Clary is back home in New York and has settled into a new routine of training to become a Shadowhunter. She is happily dating Jace and her mother is preparing to marry Luke. Downworlders and Shadowhunters are coming to a previously unknown peace. Life is exactly as she had always wished and she couldn’t be more excited about what awaits her. But doesn’t Clary know that nothing can last forever and everything has a price?

When Shadowhunters start being murdered, the fragile peace between the Downworlders and Shadowhunters is tested. In an effort to maintain the new ties, Clary and the rest of her friends do everything they can to find out why these Shadowhunters are being targetted, or at least at first. Simon isn’t much help since his mother just discovered his dark secret, not to mention the fact that both Isabelle and Maia are mad at him. Alec and Magnus are off on vacation. Jace begins avoiding Clary and won’t tell anyone why. This leaves Clary with no one to turn to. 

In an effort to save the peace and find out what is going on with Jace, Clary discovers a dark secret that is much too dangerous for her to take on alone. Will she be able to save those she loves or are the powers that are now stirring too much for all of them?

I have to say I am shocked by City of Fallen Angels. The first thing that really surprised me about this book was how much more sophisticated the writing itself is. While it is still written at a level that would be easy for a high school aged person to read, it is much more concise and flows so much smoother than the first three books in this series did.

Clary also felt like she had “grown up” quite a bit between the third and fourth books. Maybe it was a result of everything she faced during the third book or the six weeks of training she had between them, but she was much more likable in this book than any of the other one so far. She didn’t seem like as much of a whiny teenager, but someone who understood how the world worked.

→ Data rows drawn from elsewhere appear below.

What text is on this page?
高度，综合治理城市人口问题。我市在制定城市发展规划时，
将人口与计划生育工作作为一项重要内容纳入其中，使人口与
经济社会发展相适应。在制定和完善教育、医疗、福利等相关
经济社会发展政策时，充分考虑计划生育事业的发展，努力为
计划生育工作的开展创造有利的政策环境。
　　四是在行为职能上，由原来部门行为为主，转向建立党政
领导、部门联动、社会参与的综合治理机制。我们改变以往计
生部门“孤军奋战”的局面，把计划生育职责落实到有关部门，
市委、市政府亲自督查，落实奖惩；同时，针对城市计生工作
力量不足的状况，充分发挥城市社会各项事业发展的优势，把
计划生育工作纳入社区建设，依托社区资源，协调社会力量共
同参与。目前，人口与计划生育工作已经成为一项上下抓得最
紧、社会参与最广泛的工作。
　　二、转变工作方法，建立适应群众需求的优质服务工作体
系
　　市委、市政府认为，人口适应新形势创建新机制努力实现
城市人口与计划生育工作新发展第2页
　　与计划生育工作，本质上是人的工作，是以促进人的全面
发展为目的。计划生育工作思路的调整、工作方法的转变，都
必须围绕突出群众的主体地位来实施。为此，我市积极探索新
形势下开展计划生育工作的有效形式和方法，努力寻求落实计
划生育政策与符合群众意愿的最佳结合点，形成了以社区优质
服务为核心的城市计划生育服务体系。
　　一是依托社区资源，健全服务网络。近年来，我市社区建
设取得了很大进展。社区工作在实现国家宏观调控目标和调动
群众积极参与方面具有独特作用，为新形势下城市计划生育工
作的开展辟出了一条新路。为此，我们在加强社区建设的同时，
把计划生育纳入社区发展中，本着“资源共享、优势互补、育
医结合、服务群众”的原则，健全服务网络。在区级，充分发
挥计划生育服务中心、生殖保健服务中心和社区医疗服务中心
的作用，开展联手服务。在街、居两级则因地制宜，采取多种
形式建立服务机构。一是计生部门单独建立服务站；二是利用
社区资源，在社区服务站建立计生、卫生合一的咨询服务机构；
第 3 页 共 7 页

Going in I wasn’t sure what the conflict was going to be since Valentine and Sebastian were both out of the picture, but I don’t think Clare could have come up with a better way to continue the series. It tied into the first three seamlessly, which is really impressive since Clare was not originally planning on continuing the series past City of Glass.

There wasn’t a lot of worldbuilding in this novel, which was slightly disappointing, but I can’t complain too much about it since it really wasn’t necessary to the story. Everything made sense and flowed nicely so I doubt adding additional worldbuilding would have benefited the story. However, that does not change the fact that I wanted more.

I think the most unbelievable part of the book was the fact that Alec and Magnus were off traveling at the beginning. At the end of City of Glass, it was clear that Alec and Magnus were headed in the right direction, but it didn’t seem realistic that Alec would pick up and go off on vacation for an extended amount of time with everything that had just happened.

I am really glad that I read Clockwork Angel before I read this book though. I am reading them in publication order, which means I am going back and forth between TMI and TID series. If I hadn’t read Clockwork Angel, I feel like a lot of the details in this book would have been lost on me. I would not have understood just how important they were.

Overall, I was really impressed with this novel and it was definitely my favorite book in the series so far! I gave it 5 out of 5 stars and think that if the rest of the series continues at this level then I will be recommending it to everyone!